Museveni, in a departure from many western proponents of abstinence before wedlock, said marriage should be flexible, and that sticking with someone when a relationship turns sour might mean that an unfaithful partner brings home an infection.

``Ideological monogamy is also part of the problem,'' he said.

Uganda pioneered a strategy that later became known as ``ABC'' or ``Abstinence, Being faithful, and Condoms'' - in that order - a policy backed by Bush. Critics have said promoting condoms should come first.

Uganda has brought its infection rate down from more than 30 per cent in the early 1990s to about six per cent of the country's 25 million people last year.

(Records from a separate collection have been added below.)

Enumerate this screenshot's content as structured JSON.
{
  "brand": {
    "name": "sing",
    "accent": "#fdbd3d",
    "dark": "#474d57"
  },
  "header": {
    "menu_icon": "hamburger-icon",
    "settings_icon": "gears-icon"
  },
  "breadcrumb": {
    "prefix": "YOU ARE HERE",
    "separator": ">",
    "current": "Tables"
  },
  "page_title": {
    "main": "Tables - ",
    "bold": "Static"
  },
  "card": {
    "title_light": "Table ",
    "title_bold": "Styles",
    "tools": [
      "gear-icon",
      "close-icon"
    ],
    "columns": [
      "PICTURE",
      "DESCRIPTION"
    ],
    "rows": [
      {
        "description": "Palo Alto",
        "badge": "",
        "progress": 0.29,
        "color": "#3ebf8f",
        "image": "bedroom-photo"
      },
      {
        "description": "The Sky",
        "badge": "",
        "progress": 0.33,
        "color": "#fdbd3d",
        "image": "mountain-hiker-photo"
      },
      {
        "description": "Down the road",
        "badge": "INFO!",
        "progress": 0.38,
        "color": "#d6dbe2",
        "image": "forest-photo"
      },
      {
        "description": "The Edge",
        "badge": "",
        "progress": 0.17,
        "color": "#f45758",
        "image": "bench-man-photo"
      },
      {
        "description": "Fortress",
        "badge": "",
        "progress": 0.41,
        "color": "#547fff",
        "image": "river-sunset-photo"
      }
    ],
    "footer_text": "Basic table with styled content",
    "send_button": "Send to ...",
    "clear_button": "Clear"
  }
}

Many conference delegates criticized the Bush administration's AIDS funding initiatives for requiring that one-third of the money allotted for HIV prevention support abstinence-until-marriage programs.

``In an age where five million people are newly infected each year and women and girls too often do not have the choice to abstain, an abstinence-until-marriage program is not only irresponsible, it's really inhumane,'' U.S. Congresswoman Barbara Lee said, presenting a report by family planning group Population Action International.

Lee, a California Democrat, and other delegates urged more spending to expand the availability of affordable condoms in the developing world. Activists at a youth session punctuated those demands with a song to the tune of Queen's We Will Rock You - with the lyrics, ``We want, we want protection!''

Some 25 million of the 38 million infected with HIV worldwide are in sub-Saharan Africa, but the virus is taking root increasingly in Asia, where 7.6 million are infected.

In Asia, the sex trade has been the main engine behind infections in countries such as Thailand and Cambodia, where epidemics exploded by the late 1980s - sparking aggressive responses including campaigns to boost condom use, said Brown.

Other Asian countries where the proportion of men who visit prostitutes is lower will face the same problem but more slowly.

``The slowly evolving epidemics of Asia are very dangerous, because they will grow steadily and silently,'' Brown said, and are less likely to prompt aggressive government responses.

Brown said China and Bangladesh are potential hotspots because their rate of condom use is only about 10 per cent.